I'm trying not to get too alarmed at the events that are happening and right now I can blame everything or I trying to blame everything on the backup chair that I'm having to use while my regular chair is in the shop. But one thing I've noticed in the last couple of days that I've had to dress myself is that I'm losing my ability to dress myself independently. Today is Sunday of course so that means I meet the kids for breakfast. That's basically getting dressed and driving up the road to Dee's Restaurant and then having breakfast with mark and Jasmine if she and her boyfriend show up. Today for the first time I actually slept in a half an hour. I didn't wake until 6:00:30ish which is very rare in fact, I did wake up at 5:00 a.m. and didn't register it being Sunday morning and actually went back to sleep till 6:30 a.m. today I took my medications and a couple shots of apple juice to get my system operational I didn't have any fresh coffee made I took a couple sips from the old coffee which is okay but I really need the sugar impact I would get from the apple juice. Anyway I went back to the bedroom and started trying to get dressed and for one reason or another I couldn't cross my right leg over my left leg which usually is fairly easy to do. I worked on for some time and eventually I'd used up all my time. Mark messaged me that he was being late and I told him I was having a problem too and I was going to be late. He then asked if I was having some problems and I told him I was and he said he would stop by what you did. I continue to work on my dressing till he got here and actually got the shorts on my legs was pulling them up or trying to when he got here to assist which is about I don't know 20 minutes later. By then I was pretty exhausted and with Mark's help that's quite ready to get dressed and did so very quickly him assisted me with my shoes and helping me off my shirt and off we went to Dee's.
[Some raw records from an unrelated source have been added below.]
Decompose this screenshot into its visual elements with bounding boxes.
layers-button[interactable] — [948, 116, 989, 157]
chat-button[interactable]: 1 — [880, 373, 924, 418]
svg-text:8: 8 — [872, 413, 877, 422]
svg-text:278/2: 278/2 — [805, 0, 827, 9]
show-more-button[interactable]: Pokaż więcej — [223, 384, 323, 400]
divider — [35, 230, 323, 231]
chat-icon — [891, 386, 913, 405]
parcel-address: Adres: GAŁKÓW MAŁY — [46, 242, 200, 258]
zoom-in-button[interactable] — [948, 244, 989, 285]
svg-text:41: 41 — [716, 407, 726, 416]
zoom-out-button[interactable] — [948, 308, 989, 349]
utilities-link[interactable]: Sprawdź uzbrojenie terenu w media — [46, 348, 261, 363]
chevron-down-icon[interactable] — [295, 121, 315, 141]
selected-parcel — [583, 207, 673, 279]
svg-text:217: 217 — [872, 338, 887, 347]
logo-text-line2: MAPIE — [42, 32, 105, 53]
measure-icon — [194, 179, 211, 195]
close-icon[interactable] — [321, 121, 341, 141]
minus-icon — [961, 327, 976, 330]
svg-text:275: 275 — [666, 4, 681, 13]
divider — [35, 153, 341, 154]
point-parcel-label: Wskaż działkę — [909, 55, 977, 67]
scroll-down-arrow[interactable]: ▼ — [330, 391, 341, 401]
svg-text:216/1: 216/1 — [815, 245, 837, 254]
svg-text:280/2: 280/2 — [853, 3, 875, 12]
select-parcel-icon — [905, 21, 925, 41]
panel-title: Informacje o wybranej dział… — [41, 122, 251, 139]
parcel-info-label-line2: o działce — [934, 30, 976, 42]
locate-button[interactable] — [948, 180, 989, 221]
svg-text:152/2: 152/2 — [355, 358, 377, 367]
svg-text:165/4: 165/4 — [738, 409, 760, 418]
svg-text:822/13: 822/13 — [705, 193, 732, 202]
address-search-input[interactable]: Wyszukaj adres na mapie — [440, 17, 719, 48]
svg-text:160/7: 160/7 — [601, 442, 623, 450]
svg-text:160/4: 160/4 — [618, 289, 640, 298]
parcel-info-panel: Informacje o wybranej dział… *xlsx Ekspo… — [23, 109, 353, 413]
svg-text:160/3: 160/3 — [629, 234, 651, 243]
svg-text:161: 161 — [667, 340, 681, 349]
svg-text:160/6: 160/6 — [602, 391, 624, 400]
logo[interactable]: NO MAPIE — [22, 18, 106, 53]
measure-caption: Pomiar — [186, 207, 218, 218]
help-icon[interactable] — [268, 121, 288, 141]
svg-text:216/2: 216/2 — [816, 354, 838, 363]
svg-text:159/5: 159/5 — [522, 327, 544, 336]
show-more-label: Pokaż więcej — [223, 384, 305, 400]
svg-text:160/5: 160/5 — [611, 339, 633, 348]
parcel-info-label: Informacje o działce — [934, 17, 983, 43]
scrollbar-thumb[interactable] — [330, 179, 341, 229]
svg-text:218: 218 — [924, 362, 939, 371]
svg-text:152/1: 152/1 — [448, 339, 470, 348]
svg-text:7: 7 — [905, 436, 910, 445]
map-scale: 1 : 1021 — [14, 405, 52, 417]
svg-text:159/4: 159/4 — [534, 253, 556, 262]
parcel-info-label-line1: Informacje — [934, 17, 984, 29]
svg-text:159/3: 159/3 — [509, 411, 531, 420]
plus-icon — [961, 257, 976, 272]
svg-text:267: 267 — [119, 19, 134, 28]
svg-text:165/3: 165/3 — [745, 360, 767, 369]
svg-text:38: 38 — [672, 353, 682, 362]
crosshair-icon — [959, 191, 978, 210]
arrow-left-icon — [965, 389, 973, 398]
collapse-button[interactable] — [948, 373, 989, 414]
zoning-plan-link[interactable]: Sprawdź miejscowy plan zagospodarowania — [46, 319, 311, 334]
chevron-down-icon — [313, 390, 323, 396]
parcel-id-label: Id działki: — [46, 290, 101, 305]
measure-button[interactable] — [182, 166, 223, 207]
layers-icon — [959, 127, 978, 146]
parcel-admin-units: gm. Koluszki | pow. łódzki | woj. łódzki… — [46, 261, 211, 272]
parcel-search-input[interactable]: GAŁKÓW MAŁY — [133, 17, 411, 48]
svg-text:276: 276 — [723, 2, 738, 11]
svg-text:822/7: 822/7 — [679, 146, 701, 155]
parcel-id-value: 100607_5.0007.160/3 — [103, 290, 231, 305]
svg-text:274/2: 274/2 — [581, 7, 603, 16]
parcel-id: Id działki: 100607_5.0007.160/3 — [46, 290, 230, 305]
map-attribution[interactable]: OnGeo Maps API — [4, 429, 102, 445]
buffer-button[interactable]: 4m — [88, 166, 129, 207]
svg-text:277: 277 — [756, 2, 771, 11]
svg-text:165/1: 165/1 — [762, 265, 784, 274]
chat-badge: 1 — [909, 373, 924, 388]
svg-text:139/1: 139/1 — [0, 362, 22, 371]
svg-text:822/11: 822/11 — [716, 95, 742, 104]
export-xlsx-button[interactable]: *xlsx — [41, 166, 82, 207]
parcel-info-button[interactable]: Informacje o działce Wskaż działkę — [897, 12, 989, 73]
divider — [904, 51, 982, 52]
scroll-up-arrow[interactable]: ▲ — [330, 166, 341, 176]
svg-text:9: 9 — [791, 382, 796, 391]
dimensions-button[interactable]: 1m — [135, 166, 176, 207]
The kids didn't join us with just good we had a great conversation and would have gone longer but Mark had to be gone to one of his events that he hosts or is the DJ for the event. All sounds complicated to me but that's what he does. Following that I went back to the apartment and really watched a couple of Punisher episodes but would go back outside and sit in the Sun. It was pretty warm today off and up when the clouds didn't block the light. I'd go out and lay out for an hour come back in and watch another episode. I thought about reading which I really need to do but it was just easier to turn the TV on and get the episodes out of the way. I finally finished season 1 which was pretty good I think I still have two seasons to go we'll see what happens on that.